Women's Suite

A Real Food Diet is Still the Best

Is a "real food diet" the answer you're looking for?

Like fitness gadgets and prancing workouts, different kinds of diets had their one-hit-wonder moment over the last few decades in the health and fitness industry. These diets tend to promise quick results by following a strict set of cookie-cutter rules that tends to fall short on science-based evidence. If science were to pick which diet would get the gold medal for the best results, then there would be no real winners because most diets tend to cherry-pick information on food science.

Yale University’s Dr. David Katz, who is a practicing physician and researcher at the campus’s Prevention Research Center, has become one of the leading spokesperson for debunking diets and raising public awareness of the truth about dieting. He is not interested in diets; he’s only interested in the truth, he claimed.Katz and his colleague, Stephanie Meller, compared eight diets: Low-fat, low-carb, low-glycemic, Paleolithic, Mediterranean, mixed/balanced (DASH), vegan, and others (e.g. juicing, raw foods). Overall, low-carb and any type diets that emphasize heavily on meats and animal fats were the least promising in long-term health or weight loss. However, diets that promote longevity and disease prevention consist of “minimally processed foods close to nature — predominantly plants,” according to Katz. The Mediterranean diet falls closely to Katz’s simple idea since it is rich in dietary fiber and antioxidants with moderate consumption of meats, fish, and alcohols.

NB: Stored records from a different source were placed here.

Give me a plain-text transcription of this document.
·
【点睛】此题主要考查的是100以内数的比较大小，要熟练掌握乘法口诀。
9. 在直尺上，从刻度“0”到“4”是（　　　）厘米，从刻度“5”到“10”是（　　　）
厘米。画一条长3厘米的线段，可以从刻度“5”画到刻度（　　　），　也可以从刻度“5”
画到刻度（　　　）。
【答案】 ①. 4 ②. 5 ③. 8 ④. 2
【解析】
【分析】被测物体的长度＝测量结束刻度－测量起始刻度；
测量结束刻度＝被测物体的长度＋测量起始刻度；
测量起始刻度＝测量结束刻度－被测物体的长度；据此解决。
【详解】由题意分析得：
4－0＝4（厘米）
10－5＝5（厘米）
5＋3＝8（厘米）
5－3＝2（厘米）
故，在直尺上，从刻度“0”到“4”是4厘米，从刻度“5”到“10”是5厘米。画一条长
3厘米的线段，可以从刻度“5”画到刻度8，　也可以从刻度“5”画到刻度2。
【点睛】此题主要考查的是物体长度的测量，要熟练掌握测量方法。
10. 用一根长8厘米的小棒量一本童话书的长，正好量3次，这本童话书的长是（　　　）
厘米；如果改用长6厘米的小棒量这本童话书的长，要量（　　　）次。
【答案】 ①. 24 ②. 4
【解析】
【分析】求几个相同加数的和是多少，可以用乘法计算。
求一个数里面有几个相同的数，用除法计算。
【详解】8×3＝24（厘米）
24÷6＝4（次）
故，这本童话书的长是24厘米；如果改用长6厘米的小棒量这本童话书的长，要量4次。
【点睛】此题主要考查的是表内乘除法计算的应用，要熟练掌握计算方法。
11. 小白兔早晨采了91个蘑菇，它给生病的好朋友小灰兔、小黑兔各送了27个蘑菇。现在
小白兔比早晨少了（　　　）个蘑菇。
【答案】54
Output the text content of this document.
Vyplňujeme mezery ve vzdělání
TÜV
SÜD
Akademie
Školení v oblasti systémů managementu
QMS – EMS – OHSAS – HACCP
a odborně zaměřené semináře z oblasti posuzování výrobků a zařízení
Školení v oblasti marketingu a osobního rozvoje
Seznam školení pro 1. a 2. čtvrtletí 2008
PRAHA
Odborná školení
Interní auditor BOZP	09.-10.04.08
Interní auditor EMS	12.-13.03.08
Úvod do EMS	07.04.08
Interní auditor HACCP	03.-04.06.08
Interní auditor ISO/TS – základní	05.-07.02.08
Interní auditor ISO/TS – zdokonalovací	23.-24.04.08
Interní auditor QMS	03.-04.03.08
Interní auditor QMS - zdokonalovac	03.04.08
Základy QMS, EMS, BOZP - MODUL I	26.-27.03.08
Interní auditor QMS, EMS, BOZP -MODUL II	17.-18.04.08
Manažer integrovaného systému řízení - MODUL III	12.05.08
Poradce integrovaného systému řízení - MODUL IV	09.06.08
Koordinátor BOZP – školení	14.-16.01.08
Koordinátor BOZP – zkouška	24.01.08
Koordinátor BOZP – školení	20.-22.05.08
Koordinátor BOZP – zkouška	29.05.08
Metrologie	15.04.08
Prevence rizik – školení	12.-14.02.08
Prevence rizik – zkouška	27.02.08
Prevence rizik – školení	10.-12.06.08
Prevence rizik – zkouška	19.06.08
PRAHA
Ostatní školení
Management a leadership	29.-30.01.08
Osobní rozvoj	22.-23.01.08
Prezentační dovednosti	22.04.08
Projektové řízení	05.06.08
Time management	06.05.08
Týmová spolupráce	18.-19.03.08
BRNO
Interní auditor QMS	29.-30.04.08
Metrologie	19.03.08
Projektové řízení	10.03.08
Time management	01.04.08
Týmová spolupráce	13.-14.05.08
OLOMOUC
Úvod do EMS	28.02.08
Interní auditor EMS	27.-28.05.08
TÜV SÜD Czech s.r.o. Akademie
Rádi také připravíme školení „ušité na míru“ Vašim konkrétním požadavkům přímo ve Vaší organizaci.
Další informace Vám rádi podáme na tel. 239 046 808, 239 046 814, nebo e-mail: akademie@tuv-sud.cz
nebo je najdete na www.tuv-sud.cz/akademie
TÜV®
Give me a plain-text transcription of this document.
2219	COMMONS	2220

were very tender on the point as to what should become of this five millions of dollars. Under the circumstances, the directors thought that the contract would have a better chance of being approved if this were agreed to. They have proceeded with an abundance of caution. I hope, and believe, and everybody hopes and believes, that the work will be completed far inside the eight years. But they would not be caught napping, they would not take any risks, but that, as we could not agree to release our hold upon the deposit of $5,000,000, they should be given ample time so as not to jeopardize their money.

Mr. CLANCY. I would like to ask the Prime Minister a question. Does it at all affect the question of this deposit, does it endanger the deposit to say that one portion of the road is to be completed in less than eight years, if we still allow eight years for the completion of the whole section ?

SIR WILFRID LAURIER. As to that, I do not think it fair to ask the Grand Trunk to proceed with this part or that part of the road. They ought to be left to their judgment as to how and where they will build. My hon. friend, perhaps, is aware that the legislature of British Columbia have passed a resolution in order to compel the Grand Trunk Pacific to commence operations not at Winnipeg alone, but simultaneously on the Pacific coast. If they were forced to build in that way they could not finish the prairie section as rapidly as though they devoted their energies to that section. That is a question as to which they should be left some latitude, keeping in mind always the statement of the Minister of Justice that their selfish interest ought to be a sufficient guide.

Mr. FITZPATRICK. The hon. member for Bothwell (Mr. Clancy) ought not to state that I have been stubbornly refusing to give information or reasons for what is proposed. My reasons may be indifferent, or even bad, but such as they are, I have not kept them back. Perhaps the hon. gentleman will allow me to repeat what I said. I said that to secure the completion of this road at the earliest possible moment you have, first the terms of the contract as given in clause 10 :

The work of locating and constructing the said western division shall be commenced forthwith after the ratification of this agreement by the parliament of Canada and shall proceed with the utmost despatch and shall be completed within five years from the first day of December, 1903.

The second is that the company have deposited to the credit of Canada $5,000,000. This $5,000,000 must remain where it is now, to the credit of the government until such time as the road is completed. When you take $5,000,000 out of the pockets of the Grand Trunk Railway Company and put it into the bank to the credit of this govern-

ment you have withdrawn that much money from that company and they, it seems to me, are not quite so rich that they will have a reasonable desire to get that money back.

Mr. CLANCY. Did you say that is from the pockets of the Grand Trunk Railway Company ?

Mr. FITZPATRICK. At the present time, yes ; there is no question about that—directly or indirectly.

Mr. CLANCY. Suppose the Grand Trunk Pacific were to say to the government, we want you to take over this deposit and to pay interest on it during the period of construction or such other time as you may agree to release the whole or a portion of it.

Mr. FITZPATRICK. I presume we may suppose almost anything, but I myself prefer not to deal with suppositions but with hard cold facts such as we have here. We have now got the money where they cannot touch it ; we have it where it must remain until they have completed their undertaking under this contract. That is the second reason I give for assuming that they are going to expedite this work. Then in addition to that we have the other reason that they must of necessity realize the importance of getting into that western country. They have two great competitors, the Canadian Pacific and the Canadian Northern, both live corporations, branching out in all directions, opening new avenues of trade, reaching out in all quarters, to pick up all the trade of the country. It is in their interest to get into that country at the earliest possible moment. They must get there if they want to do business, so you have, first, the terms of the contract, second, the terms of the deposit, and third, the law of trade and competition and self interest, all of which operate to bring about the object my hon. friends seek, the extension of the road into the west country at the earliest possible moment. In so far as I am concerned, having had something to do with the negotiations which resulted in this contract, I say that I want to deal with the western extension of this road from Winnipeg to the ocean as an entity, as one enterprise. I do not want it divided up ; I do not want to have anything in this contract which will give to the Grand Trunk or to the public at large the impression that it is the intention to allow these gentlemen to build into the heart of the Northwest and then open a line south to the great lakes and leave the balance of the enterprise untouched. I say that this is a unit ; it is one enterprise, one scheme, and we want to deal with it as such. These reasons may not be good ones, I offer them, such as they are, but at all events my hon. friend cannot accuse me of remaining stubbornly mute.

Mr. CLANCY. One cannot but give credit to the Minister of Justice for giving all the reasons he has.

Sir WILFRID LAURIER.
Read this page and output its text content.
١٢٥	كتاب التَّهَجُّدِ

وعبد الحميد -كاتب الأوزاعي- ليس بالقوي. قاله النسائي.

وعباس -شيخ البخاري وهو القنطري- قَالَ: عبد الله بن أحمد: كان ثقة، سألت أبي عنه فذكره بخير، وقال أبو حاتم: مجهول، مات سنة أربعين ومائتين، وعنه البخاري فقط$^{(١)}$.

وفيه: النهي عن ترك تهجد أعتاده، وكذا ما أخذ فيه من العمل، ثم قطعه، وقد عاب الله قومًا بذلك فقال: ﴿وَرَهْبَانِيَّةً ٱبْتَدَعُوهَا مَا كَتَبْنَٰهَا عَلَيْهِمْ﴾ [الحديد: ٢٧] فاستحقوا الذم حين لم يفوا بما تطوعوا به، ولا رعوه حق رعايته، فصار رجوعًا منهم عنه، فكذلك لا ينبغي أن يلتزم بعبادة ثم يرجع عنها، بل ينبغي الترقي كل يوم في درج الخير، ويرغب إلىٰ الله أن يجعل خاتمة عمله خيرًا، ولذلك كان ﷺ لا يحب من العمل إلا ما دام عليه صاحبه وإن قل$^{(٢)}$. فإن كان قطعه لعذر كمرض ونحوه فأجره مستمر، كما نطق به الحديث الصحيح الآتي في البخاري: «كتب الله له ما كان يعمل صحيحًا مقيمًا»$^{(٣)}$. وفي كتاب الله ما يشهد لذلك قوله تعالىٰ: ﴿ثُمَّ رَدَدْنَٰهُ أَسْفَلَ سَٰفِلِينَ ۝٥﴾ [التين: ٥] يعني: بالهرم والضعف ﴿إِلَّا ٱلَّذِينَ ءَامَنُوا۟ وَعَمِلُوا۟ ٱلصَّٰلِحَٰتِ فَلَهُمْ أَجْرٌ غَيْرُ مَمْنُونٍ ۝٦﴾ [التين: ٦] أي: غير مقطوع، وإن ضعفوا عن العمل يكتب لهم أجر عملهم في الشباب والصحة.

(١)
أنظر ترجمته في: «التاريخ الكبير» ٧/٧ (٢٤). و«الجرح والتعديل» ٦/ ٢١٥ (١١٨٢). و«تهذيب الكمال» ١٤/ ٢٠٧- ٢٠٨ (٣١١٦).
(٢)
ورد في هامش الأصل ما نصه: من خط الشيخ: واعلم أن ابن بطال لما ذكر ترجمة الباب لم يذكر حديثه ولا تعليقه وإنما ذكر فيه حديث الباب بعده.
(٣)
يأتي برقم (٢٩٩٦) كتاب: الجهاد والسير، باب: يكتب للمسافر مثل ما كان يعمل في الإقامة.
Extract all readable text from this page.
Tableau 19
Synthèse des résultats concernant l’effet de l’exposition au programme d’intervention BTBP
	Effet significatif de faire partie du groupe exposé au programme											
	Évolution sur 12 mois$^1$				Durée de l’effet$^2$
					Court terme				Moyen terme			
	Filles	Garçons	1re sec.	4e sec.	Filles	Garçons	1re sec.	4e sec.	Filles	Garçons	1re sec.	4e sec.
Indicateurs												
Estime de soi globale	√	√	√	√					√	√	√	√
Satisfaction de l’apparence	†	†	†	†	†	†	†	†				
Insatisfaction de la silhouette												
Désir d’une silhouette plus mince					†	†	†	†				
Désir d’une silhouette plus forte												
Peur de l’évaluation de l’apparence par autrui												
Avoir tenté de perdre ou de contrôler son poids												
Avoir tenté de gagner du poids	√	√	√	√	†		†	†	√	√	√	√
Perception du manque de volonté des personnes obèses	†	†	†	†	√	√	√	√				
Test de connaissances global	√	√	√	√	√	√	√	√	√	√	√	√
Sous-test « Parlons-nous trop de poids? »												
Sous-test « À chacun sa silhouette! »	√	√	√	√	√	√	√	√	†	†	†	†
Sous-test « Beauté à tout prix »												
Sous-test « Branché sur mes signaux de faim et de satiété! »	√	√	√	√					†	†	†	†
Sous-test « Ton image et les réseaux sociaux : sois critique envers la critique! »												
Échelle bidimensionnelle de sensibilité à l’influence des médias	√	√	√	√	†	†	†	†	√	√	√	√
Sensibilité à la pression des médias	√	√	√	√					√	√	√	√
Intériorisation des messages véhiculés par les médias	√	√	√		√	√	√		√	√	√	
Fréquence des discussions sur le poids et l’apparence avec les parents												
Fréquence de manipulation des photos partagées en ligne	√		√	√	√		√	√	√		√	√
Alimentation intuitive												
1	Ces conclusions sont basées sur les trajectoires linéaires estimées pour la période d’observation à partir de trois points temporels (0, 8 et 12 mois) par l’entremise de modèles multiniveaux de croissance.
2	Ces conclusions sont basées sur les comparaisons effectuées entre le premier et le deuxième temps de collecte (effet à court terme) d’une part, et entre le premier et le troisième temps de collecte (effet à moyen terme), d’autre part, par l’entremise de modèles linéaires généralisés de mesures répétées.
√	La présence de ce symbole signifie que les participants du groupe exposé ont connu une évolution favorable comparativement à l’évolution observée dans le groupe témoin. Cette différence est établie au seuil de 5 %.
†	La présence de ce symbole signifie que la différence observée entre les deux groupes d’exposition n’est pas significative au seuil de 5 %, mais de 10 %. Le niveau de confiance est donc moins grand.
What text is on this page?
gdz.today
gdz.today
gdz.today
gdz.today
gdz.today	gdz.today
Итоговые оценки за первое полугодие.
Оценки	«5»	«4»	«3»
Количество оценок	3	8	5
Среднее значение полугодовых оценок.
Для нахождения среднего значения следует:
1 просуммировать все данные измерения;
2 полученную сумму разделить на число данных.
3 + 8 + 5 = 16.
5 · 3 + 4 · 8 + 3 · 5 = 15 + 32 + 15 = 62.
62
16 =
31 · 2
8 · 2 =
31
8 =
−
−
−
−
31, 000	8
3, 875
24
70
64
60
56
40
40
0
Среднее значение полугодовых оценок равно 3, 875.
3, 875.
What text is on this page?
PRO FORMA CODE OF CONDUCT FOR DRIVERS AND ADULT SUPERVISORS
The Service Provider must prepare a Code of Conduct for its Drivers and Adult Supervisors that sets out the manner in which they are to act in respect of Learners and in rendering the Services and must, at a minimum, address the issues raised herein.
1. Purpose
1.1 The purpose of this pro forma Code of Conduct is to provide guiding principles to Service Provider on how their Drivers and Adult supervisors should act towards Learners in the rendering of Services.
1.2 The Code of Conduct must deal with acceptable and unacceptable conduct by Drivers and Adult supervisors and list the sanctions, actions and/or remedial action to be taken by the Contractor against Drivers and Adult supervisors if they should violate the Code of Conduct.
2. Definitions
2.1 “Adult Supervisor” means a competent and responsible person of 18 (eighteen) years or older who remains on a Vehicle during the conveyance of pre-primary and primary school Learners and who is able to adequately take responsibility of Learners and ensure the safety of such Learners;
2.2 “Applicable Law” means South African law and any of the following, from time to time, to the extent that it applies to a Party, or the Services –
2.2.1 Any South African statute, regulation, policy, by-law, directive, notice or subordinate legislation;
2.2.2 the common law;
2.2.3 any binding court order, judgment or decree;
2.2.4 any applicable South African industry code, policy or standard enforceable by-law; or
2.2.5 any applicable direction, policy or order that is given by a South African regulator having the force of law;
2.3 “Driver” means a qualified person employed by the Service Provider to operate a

Compared to low-fat diets and the average American dinner plate, the Mediterranean diet is also high in the “good” fats, such as omega-3 unsaturated fats.Even though the Paleo Diet walks in sync with the minimally processed food mantra, Katz criticized a few things regarding its interpretations on what early humans ate. Katz and Meller noted that if Paleolithic eating habits are based mostly on meat, then there is “no meaningful interpretation of health effects is possible.” Unless Paleo devotees can clone real mammoths, Irish elks, or extinct plants that thrived in Stone Age, there is no best way they could imitate close to what early humans ate with modern food sources.